Die giftlose Schlange wurde ein Gegengift gegen die giftigen Schlangen. So ist der sündlose Christus am Kreuze der Sünde ein Gift geworden, und durch ihn werden wir von der Sünde vergiftete Menschen heil und gesund. Aber nur diejenigen hatten Heil von der ehernen Schlange, die, wie Gott befohlen, ihr Auge zu ihr aufhoben, während alle diejenigen, denen eine an einen Pfahl erhöhte Schlange ein lächerliches und verächtliches Heilmittel zu sein schien, leer ausgingen und ungeheilt dem sicher tödtenden Gifte erlagen. So werden alle diejenigen Sünder durch den Mann am Kreuze errettet, die willig die Augen ihres inwendigen Menschen aufheben zu dem Holze auf dem Hügel Golgatha, von dannen ihre Hülfe kommt; selig sind die Augen, die das heilige Kreuz anschauen und ihr Leben mit allen Sünden und Schmerzen dem hingeben, der sich um ihretwillen hat an das Kreuz erhöhen lassen. Aber trotz des aufgerichteten Paniers von Golgatha z gehen alle diejenigen Sünder verloren, die dem heiligen Zeichen widersprechen, ihr Angesicht vor ihm verbergen und es nicht achten. Denn nur wer da glaubet und getaufet wird, wird selig werden; wer aber nicht glaubet, der wird verdammet werden.

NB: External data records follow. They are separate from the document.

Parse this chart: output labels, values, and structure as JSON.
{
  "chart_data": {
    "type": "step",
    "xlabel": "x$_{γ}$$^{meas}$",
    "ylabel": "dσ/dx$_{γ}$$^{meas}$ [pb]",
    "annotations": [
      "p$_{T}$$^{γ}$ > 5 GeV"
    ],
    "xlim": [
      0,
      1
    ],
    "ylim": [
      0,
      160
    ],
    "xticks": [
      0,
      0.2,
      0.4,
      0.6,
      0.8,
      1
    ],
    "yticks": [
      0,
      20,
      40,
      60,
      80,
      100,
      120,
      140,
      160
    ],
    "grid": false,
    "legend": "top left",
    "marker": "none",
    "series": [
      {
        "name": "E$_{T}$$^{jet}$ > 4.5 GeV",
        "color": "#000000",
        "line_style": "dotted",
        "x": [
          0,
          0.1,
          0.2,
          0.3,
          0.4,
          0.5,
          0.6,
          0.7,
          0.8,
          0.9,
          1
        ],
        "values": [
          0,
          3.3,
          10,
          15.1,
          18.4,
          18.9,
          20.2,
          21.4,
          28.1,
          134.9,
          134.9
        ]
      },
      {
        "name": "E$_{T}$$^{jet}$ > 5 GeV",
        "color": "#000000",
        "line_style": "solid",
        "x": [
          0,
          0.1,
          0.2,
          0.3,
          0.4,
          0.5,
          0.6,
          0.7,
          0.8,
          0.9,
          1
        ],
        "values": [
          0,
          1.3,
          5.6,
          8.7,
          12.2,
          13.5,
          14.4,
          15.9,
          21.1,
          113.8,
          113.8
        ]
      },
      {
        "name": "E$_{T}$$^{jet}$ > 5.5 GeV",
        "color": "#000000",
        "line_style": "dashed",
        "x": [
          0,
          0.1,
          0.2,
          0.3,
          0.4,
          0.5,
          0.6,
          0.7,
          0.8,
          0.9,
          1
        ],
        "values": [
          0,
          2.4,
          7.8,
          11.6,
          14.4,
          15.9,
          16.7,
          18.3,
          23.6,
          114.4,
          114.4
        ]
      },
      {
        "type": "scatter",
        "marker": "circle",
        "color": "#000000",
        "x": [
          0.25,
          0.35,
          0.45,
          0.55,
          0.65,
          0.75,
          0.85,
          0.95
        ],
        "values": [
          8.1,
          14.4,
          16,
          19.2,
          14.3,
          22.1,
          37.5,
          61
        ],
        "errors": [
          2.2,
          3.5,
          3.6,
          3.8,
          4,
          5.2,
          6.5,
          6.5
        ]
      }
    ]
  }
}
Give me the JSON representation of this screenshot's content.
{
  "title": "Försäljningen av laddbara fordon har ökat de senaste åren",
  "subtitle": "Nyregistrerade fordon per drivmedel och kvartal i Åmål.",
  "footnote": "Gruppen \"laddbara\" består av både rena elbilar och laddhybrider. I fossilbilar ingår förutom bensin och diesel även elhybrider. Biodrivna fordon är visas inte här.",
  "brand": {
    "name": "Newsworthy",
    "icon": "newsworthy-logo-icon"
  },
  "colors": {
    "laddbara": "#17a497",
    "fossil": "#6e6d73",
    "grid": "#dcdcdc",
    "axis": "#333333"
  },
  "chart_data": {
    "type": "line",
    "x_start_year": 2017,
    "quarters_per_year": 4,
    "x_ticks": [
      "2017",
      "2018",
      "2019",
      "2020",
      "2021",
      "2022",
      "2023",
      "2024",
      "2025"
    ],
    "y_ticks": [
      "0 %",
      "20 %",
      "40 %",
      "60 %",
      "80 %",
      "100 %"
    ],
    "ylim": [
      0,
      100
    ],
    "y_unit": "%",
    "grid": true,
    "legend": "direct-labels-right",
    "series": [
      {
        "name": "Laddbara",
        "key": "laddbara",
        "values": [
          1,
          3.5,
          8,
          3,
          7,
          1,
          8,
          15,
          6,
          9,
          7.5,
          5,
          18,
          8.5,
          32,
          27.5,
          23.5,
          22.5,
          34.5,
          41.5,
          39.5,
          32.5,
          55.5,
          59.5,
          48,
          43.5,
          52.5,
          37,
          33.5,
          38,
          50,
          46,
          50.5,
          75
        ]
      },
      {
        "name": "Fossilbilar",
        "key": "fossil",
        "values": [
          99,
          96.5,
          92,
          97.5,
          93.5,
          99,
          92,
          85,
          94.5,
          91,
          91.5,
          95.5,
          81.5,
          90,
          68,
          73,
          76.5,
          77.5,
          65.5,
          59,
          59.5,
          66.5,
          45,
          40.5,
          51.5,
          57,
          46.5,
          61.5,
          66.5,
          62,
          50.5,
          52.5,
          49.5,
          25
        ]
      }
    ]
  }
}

Nicht in einem Winkel, nicht an verborgenem Orte war die eherne Schlange aufgehängt, sondern frei öffentlich, sowohl weil alle ihrer heilenden Kraft bedürftig waren, als auch weil Niemand der Zugang zu derselben versperrt werden sollte. So ist das Kreuz Christi kein heimliches oder verheimlichtes Kreuz, sondern die Botschaft von demselben geht in alle Welt und wird auf den Dächern gepredigt. Denn einmal ist - mag man das auch noch so sehr als eine düstere Weltanschauung verschreien, es ist die Weltanschauung der Schrift und der Erfahrung - die ganze Welt ein Lazareth, und alle ihre Insassen sind der Heilung bedürftig durch die Arznei von Golgatha; und andrerseits will Gott, daß ihnen allen geholfen werde und sie alle zur Erkenntniß der Wahrheit kommen. Denn Ihm ist nichts zu schlecht, sie sind ihm alle recht; was Keiner sonst mag leiden, was alle Menschen meiden, das darf noch zu ihm kommen und wird gern angenommen.

Es war, um von dem giftigen Schlangenbiß geheilt zu werden durch die eherne Schlange, nichts, gar nichts weiter nöthig, als den Blick auf sie zu werfen. Keine Waschungen und Reinigungen, keine Pflaster und Salben noch deß etwas gingen vorher oder folgten nach. Das Panier ansehen, das war genug zur Heilung. Es hat einmal ein Schriftausleger gesagt: „Vielleicht war Einer unter dem Volk, der nur so wenig sah, daß er nur in einem Auge einen undeutlichen Schein hatte; aber wenn er auch nur ein Blinzeln auf die eherne Schlange warf, so lebte er.“ Gerade so verhält es sich mit dem Kreuze unseres Immanuel. Am Kreuze ist Alles zu haben, was zur Heilung der Seelen noch ist; die höchste Gerechtigkeit ist uns erworben, da Er ist am Stamme des Kreuzes gestorben. Nun steht unsere Seligkeit nicht auf irgend welchen Gesetzeserfüllungen und guten Werken; es verhält sich auch nicht so, als ob dieselben wenigstens nachher einige kleine Gewichte mit in die Wagschale legten. Nein, um versöhnt, erlöst, gerechtfertigt zu werden, ist weiter nichts nöthig, als das Auge des Glaubens auf den Mann am Kreuz zu richten. So halten wir nun, daß der Mensch gerecht werde ohne des Gesetzes Werke, allein durch den Glauben. Und wer auch nur mit den Augen des Glaubens blinzelt, kann selig werden. Der bußfertige Schacher sah von seinem Kreuze das Kreuz Christi an mit einem Glaubensauge, das die Todesangst umflorte, aber er sahe es au, und wurde gerettet.

So bildet denn also die eherne Schlange am Wüstenpfahl das bedeutungsvollste, kündlich große Geheimniß alttestamentlicher Abschattung und Vorbildung des heiligen Kreuzes. Möge die Betrachtung des Schlangenbildes sowie der übrigen Vorbilder des Kreuzes in Natur und Bibel uns in der heilsamen Erkenntniß des Geheimnisses von Golgatha fördern und stärken, daß wir glauben an die Weltversühnung im Blute des Gekreuzigten und in diesem Glauben das Leben haben und im dankbaren Besitze des Lebens anbeten die Macht der Liebe, die sich in Jesu offenbart. Amen.